PURPOSE: Activated (super)Factor V ((super)FVa) is a novel engineered FV with excellent prohemostatic efficacy. (Super)FVa has three APC cleavage site mutations and an interdomain disulfide bond. Stability, pharmacokinetics, and immunogenic and thrombogenic potential are reported here. METHODS: Stability and circulating half-life were determined after incubation in buffer and human plasma, and after injection into FVIII-deficient mice. Immunogenicity potential was assessed by B- and T-cell specific epitope prediction and structural analysis using surface area and atomic depth computation. Thrombogenic potential was determined by quantification of lung fibrin deposition in wild-type mice after intravenous injection of (super)FVa (200 U/kg), recombinant human (rh) Tissue Factor (0.4-16 pmol/kg), rhFVIIa (3 mg/kg) or saline. RESULTS: FVa retained full activity over 30 h in buffer, the functional half-life in human plasma was 4.9 h, and circulating half-life in FVIII-deficient mice was ~30 min. Predicted immunogenicity was not increased compared to human FV. While rh Tissue Factor, the positive control, resulted in pronounced lung fibrin depositions (mean 121 µg/mL), (super)FVa did not (6.7 µg/mL), and results were comparable to fibrin depositions with rhFVIIa (7.6 µg/mL) or saline (5.6 µg/mL).
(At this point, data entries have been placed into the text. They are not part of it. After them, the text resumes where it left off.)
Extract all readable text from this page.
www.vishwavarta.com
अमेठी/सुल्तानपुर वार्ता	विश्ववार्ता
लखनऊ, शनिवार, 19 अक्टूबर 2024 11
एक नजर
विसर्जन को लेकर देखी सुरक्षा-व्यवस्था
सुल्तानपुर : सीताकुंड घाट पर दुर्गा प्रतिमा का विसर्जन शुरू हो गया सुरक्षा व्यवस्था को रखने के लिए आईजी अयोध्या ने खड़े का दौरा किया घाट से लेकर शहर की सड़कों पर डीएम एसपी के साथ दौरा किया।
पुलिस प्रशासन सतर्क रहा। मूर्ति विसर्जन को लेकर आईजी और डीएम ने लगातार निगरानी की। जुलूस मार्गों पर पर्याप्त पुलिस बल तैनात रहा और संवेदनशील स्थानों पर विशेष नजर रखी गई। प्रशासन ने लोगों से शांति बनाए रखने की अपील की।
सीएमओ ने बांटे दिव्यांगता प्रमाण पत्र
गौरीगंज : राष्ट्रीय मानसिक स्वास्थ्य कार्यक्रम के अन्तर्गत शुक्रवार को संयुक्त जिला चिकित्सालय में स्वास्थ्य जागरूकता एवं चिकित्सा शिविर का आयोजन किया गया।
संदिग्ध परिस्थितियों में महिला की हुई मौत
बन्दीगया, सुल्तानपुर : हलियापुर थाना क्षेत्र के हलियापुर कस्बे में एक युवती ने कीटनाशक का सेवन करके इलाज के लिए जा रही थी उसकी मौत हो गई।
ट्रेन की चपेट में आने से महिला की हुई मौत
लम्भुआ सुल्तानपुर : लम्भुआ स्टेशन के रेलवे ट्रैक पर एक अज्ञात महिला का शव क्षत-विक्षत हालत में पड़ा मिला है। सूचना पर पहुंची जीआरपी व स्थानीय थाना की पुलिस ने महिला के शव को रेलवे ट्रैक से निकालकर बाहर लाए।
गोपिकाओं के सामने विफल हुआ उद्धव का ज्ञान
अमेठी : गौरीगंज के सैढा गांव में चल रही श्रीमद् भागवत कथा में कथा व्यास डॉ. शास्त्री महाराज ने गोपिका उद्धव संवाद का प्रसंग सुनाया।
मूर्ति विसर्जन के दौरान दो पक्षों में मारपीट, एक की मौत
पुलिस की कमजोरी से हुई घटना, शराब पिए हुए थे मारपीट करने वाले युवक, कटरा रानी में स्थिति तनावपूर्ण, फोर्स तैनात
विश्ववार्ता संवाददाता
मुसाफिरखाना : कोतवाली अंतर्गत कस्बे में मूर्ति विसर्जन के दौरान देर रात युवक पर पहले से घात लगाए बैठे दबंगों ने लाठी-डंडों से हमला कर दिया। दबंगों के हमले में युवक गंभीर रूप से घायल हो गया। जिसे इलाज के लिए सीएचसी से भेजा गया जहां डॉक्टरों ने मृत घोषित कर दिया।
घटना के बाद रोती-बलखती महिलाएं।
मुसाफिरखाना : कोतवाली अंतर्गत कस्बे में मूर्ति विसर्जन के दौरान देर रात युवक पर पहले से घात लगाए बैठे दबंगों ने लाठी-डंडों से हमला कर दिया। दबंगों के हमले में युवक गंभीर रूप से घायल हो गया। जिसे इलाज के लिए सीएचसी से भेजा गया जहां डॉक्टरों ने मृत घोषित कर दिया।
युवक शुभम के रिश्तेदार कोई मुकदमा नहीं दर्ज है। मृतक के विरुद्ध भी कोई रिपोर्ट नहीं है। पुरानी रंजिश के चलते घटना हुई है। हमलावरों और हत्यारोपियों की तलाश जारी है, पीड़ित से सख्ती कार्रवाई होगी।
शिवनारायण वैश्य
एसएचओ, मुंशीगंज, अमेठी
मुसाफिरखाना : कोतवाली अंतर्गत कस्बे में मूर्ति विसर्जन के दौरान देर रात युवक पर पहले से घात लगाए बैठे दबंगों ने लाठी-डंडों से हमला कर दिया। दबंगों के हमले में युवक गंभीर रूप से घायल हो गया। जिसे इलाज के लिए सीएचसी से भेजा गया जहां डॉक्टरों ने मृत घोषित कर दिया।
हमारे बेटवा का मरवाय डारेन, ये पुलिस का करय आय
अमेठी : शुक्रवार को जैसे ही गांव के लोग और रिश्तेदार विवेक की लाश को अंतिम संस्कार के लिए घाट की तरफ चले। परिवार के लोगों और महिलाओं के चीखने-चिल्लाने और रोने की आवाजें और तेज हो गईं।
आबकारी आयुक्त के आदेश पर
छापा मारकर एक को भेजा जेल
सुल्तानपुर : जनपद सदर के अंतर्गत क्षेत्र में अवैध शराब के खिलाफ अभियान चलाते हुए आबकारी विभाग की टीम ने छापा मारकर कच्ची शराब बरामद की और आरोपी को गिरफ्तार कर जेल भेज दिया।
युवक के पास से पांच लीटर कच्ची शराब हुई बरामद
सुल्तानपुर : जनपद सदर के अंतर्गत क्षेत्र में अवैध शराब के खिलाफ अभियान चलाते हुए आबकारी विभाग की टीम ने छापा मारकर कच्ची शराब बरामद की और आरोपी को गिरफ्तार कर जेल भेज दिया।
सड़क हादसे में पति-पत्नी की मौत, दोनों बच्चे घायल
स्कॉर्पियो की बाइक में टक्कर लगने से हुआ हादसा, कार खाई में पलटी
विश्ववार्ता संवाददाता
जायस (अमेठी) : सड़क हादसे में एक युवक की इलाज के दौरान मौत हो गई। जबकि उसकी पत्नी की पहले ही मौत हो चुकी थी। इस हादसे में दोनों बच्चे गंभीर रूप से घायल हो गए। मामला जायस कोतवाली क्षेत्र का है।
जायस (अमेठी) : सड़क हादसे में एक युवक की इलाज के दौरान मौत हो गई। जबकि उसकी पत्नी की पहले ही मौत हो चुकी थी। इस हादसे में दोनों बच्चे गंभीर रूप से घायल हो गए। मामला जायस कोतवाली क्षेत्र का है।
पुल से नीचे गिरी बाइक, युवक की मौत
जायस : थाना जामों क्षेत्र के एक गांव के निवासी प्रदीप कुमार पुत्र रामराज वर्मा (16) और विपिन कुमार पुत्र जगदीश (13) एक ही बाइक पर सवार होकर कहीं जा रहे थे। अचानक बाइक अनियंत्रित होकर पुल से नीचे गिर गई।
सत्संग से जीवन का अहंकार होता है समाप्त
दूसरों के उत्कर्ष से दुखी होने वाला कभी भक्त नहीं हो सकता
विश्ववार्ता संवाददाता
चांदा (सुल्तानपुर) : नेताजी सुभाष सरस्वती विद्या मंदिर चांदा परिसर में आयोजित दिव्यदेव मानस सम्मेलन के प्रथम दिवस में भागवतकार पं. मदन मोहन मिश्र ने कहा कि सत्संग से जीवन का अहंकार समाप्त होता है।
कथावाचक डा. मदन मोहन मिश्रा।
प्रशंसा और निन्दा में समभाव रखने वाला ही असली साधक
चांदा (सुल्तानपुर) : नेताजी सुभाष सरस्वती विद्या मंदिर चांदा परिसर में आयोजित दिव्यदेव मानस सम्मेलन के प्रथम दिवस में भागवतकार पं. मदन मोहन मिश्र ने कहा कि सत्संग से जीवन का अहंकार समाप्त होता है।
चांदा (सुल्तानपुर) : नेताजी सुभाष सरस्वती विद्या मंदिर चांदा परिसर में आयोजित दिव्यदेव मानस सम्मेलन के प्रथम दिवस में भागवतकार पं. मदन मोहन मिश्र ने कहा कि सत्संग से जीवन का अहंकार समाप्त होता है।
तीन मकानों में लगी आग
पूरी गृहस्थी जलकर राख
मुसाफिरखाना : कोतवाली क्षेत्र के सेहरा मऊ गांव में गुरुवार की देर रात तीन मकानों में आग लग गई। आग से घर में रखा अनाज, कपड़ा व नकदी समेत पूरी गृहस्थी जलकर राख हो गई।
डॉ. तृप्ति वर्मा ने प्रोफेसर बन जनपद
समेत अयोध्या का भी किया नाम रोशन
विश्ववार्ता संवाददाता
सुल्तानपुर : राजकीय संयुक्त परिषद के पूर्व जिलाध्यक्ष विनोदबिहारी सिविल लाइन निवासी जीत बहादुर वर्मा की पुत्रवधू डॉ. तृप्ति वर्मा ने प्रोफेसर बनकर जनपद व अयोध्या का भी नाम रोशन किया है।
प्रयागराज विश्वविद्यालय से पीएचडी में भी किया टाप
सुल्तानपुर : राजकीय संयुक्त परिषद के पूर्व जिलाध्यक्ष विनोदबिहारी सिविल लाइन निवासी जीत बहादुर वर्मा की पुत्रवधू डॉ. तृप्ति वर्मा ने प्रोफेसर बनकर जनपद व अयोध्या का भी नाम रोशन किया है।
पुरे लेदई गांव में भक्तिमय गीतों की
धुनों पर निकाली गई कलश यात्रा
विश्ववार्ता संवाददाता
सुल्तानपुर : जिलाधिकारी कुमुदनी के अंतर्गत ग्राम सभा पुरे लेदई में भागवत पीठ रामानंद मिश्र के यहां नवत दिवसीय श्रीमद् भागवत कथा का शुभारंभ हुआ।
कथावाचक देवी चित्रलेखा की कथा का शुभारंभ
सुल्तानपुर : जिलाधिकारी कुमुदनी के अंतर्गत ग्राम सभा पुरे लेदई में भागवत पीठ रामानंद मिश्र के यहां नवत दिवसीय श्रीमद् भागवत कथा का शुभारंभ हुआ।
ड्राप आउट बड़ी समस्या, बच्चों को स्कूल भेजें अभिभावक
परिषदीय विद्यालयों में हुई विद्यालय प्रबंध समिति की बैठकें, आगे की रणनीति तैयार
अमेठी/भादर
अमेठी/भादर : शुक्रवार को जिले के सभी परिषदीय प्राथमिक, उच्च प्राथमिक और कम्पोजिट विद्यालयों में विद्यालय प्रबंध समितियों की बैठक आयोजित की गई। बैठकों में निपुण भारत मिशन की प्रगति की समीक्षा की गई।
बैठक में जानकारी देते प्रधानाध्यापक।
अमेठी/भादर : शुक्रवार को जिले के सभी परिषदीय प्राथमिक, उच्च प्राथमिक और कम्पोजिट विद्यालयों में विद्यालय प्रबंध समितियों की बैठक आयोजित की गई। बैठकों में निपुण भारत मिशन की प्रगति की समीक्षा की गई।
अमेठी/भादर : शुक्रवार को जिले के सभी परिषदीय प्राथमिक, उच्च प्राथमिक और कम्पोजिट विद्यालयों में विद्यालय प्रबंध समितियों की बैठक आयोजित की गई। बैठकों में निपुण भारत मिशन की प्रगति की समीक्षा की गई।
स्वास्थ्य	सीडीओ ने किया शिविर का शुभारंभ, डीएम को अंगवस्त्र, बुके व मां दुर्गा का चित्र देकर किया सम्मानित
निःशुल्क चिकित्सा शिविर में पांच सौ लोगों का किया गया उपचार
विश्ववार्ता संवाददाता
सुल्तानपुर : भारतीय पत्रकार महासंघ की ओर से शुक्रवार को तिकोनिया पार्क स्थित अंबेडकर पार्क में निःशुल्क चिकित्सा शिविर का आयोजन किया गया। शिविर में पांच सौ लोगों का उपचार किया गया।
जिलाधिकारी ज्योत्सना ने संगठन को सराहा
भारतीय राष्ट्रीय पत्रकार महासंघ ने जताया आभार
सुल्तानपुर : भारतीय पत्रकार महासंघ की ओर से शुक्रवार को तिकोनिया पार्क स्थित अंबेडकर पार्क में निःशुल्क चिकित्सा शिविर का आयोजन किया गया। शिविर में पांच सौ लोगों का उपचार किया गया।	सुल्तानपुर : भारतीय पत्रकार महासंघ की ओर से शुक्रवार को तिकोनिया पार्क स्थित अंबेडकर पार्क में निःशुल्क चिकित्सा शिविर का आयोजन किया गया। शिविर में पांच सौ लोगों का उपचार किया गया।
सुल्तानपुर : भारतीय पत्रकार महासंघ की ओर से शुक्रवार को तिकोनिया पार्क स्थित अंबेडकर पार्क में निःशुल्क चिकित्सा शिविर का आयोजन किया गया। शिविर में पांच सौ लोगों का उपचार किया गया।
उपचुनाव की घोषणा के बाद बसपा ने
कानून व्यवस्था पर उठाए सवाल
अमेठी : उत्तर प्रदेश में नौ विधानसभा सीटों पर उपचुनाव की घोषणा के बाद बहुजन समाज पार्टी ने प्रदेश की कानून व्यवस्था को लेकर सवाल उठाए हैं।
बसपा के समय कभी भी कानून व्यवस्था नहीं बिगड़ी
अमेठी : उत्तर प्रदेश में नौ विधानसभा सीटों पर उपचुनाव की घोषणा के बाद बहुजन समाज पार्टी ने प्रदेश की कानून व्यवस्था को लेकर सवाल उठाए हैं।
CONCLUSION: FVa has an appropriate safety and stability profile for further preclinical development as a prohemostatic against severe bleeding.

Improved coagulation and haemostasis in haemophilia with inhibitors by combinations of superFactor Va and Factor VIIa.
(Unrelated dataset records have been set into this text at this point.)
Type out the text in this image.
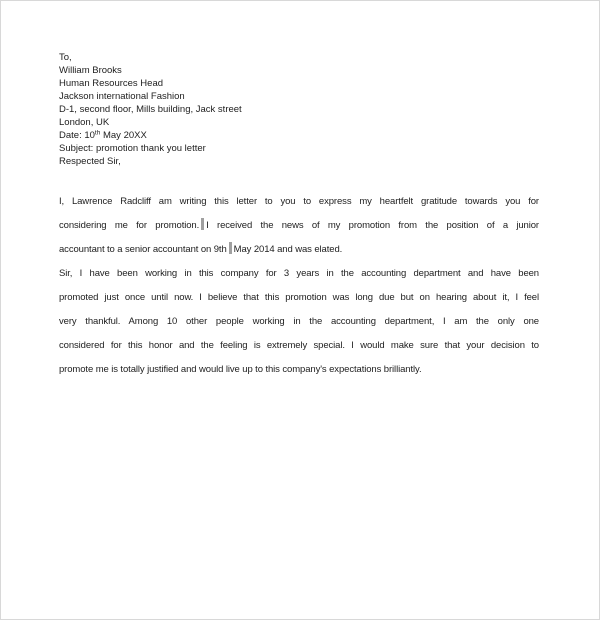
To,

William Brooks

Human Resources Head

Jackson international Fashion

D-1, second floor, Mills building, Jack street

London, UK

Date: 10th May 20XX

Subject: promotion thank you letter

Respected Sir,

I, Lawrence Radcliff am writing this letter to you to express my heartfelt gratitude towards you for
considering me for promotion. I received the news of my promotion from the position of a junior
accountant to a senior accountant on 9th May 2014 and was elated.
Sir, I have been working in this company for 3 years in the accounting department and have been
promoted just once until now. I believe that this promotion was long due but on hearing about it, I feel
very thankful. Among 10 other people working in the accounting department, I am the only one
considered for this honor and the feeling is extremely special. I would make sure that your decision to
promote me is totally justified and would live up to this company's expectations brilliantly.
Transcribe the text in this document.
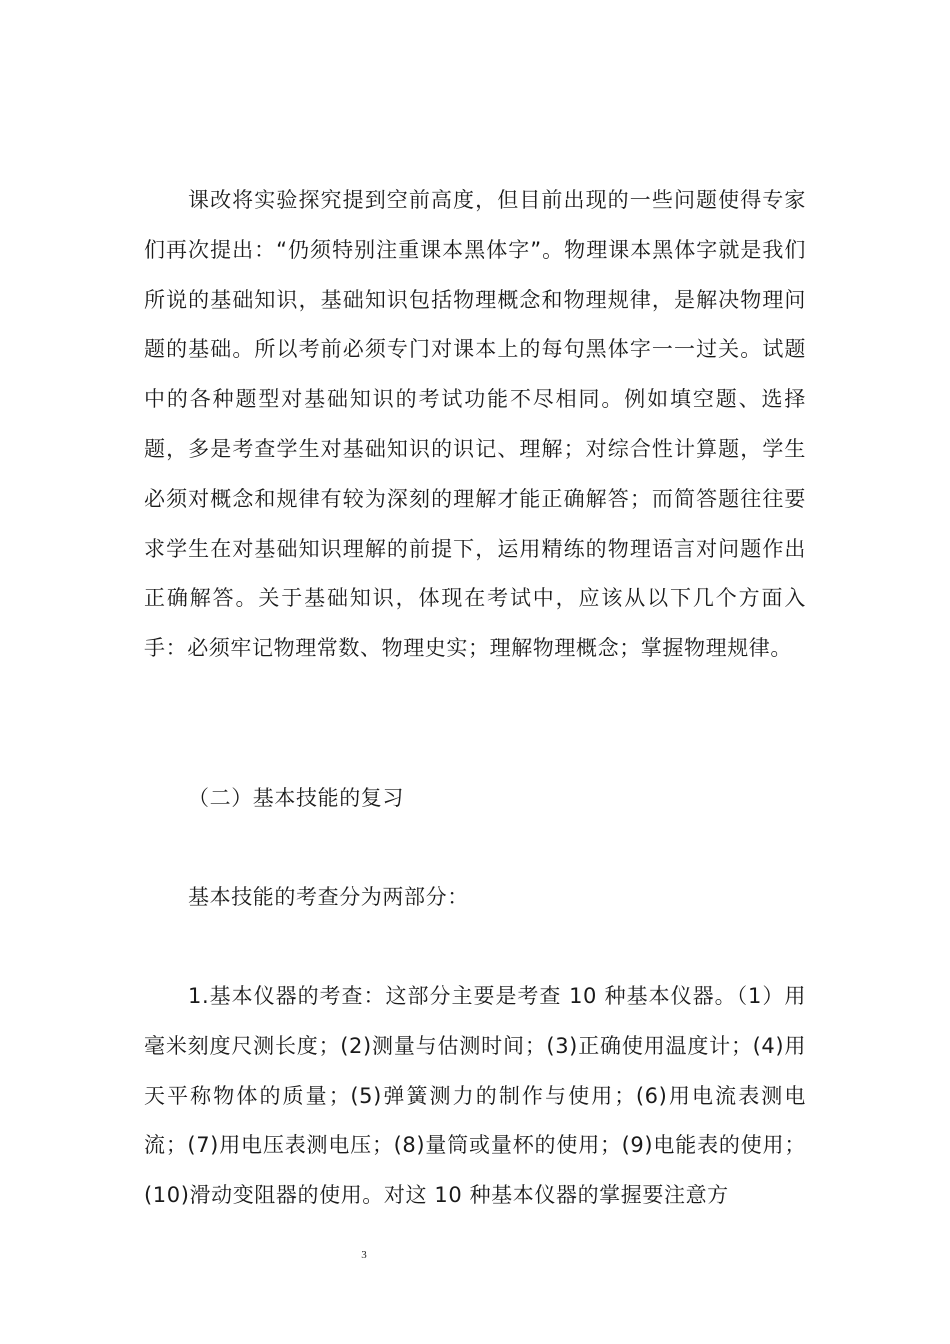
课改将实验探究提到空前高度，但目前出现的一些问题使得专家们再次提出：“仍须特别注重课本黑体字”。物理课本黑体字就是我们所说的基础知识，基础知识包括物理概念和物理规律，是解决物理问题的基础。所以考前必须专门对课本上的每句黑体字一一过关。试题中的各种题型对基础知识的考试功能不尽相同。例如填空题、选择题，多是考查学生对基础知识的识记、理解；对综合性计算题，学生必须对概念和规律有较为深刻的理解才能正确解答；而简答题往往要求学生在对基础知识理解的前提下，运用精练的物理语言对问题作出正确解答。关于基础知识，体现在考试中，应该从以下几个方面入手：必须牢记物理常数、物理史实；理解物理概念；掌握物理规律。

（二）基本技能的复习

基本技能的考查分为两部分：

1.基本仪器的考查：这部分主要是考查 10 种基本仪器。（1）用毫米刻度尺测长度；(2)测量与估测时间；(3)正确使用温度计；(4)用天平称物体的质量；(5)弹簧测力的制作与使用；(6)用电流表测电流；(7)用电压表测电压；(8)量筒或量杯的使用；(9)电能表的使用；(10)滑动变阻器的使用。对这 10 种基本仪器的掌握要注意方

3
Bypassing inhibitors in haemophilia patients is limited to activated (a) Factor(F)VII products. We introduced "FVa activity augmentation" as another bypassing strategy and studied effects of an engineered FVa variant designated superFVa. Procoagulant and clot stabilising properties of superFVa and recombinant human (rh)FVIIa, either alone or in combination, were studied in thrombin generation and clot lysis assays in normal human plasma (NHP) with or without anti-FVIII inhibitors, in haemophilia plasma, and in FVIII-deficient mice or in wild-type mice with anti-FVIII inhibitors. SuperFVa was as effective as rhFVIIa to improve thrombin generation or clot lysis. Furthermore, procoagulant effects were significantly enhanced when these compounds were combined. RhFVIIa at 40 nM (a therapeutic concentration) improved thrombin generation mildly, but markedly improved thrombin generation when combined with a low concentration (e. g. 3 nM) of superFVa. In clot lysis studies, the concentration of rhFVIIa to normalise clot lysis times could be reduced by 100-fold (e. g. from 40 nM to 0.4 nM) when combined with a low concentration (0.37 nM) of superFVa. In haemostasis studies of FVIII-deficient mice, blood loss was dose-dependently reduced by either superFVa or rhFVIIa. SuperFVa (200 U/kg) corrected mean blood loss indistinguishably from rhFVIII. Blood loss correction by rhFVIIa was greatly improved when combined with superFVa. Similar blood loss correction results were observed for therapies in wild-type mice after infusion with anti-FVIII inhibitors. Thus, superFVa may be an effective procoagulant agent in the setting of haemophilia with inhibitors and it merits further evaluation for new bypassing strategies.